I asked, “What’s this mean? Where am I?” and began taking slow steps backward.
“On a threshold, apparently. This may be a speedy analysis, but from what I know of the world, the female of our species doesn’t indulge in a journal this voluminous, and then share said journal with her estranged lover, unless that female intends to come together with that lover.”
My face must have uttered My God because Groot said, “Yes. My God, indeed. It’ll take you two hours to read this thing.”
The bottom half of my body decided to sit at this point, right there on the hardwood floor, in an avenue of sunlight cutting in from the sliding glass door. Think of how far that sunlight had traveled to find me there in the kitchen. Something concussed from the region around my spleen.
“I cannot read that record, Groot. Moses came down from Mount Sinai aged about sixty years. Look at my limbs: they are each a-tremor.”
“Yes, I see your point.
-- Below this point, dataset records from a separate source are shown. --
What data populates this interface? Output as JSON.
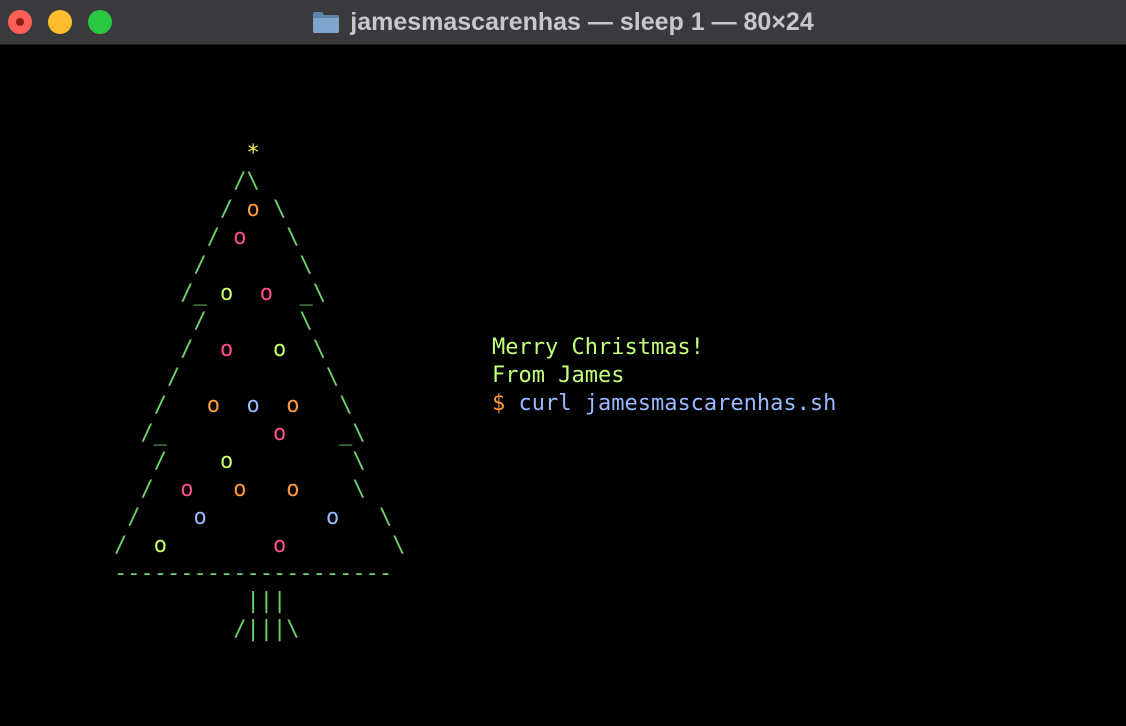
{
  "window": {
    "title": "jamesmascarenhas — sleep 1 — 80×24",
    "folder_icon": "folder-icon"
  },
  "terminal": {
    "message_line1": "Merry Christmas!",
    "message_line2": "From James",
    "prompt_symbol": "$",
    "command": "curl jamesmascarenhas.sh"
  },
  "tree": {
    "star": "*",
    "ground": "---------------------",
    "trunk_top": "|||",
    "trunk_base": "/|||\\",
    "colors": {
      "trunk": "#6fd06c",
      "star": "#fff35a",
      "orange": "#ff9a3d",
      "pink": "#ff4d8d",
      "lime": "#c6ff6a",
      "blue": "#9ab8ff"
    }
  }
}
Then I shall read it to you. I read to a group of Iraqi schoolchildren last month in Baghdad. They seemed to think me a talented rhymester.”
“That’s touching,” I said, and watched Groot sit at the infamous kitchen table and ready himself with throat-clearing and seat-shifting for some oration of the Arabian variety.
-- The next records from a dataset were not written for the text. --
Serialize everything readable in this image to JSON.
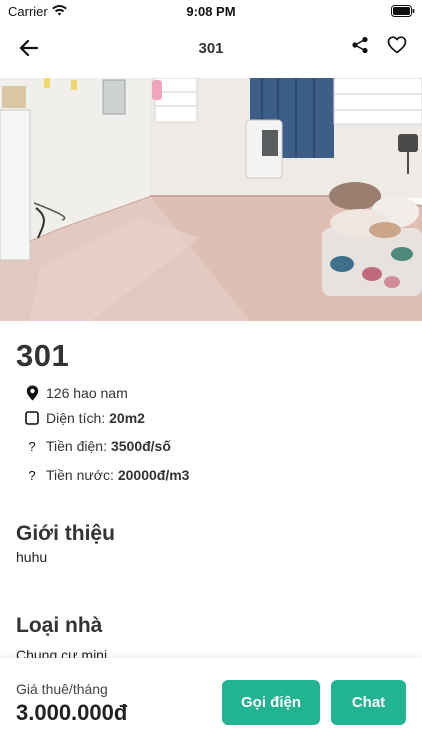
{
  "status": {
    "carrier": "Carrier",
    "time": "9:08 PM"
  },
  "nav": {
    "title": "301"
  },
  "room": {
    "title": "301",
    "address": "126 hao nam",
    "area_label": "Diện tích:",
    "area_value": "20m2",
    "electric_label": "Tiền điện:",
    "electric_value": "3500đ/số",
    "water_label": "Tiền nước:",
    "water_value": "20000đ/m3"
  },
  "intro": {
    "title": "Giới thiệu",
    "text": "huhu"
  },
  "house_type": {
    "title": "Loại nhà",
    "text": "Chung cư mini"
  },
  "footer": {
    "price_label": "Giá thuê/tháng",
    "price_value": "3.000.000đ",
    "call_label": "Gọi điện",
    "chat_label": "Chat"
  },
  "colors": {
    "accent": "#21b392"
  },
  "icons": {
    "back": "arrow-left-icon",
    "share": "share-icon",
    "favorite": "heart-icon",
    "address": "map-pin-icon",
    "area": "square-icon",
    "electric": "question-icon",
    "water": "question-icon"
  }
}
And so prepare now, people, for my summary of Gillian’s mesmeric account of high-seas rollicking and scientific stratagem, as told to me by my friend Groot (formerly-known-as-Friend-formerly-known-as-Groot), as told to him by Gillian Lee (formerly-known-as-the-about-to-be-Gillian-Homar), in her own steady hand. After this you, too, will be thinking thoughts celestial and unsullied, most of which have to do with reunification, some of which with the sempiternal. Brace yourself.
ONCE UPON A time, about four months earlier (not too long after Charles had returned from Virginia on a murder mission), a fair and at times not-so-fair maiden named Gillian Lee set sail aboard a vessel called The Kraken in order to become the only individual ever to detain a living giant squid, a magisterial (although some would say abysmal) cephalopod dubbed in Latin Architeuthis (pronounced, remember, Ark-i-tooth-iss), forty feet of slippery skin cruising in the unreachable depths of its oceanic home. The maiden felt electrified and nearly ablaze by this possibility; a decade of want and wish had materialized in the form of Jacob Jacobi, celebrated squid hunter who had appeared on PBS television and fielded questions from Charlie Rose and his civilized hair. As everyone knows, this means he was an expert. The maiden Gillian could not pinpoint the precise moment she became so enamored of the obdurate cephalopod, but guesses that her life’s dream to capture it has its origin in her father’s reading aloud to her Twenty Thousand Leagues Under the Sea when she was five years old. Of course: her father; big surprise (even though this maiden’s suitor had published in an essay the “fact” that the maiden had no grave Big Daddy issues; the jackass should have known that every maiden on earth has grave Big Daddy issues).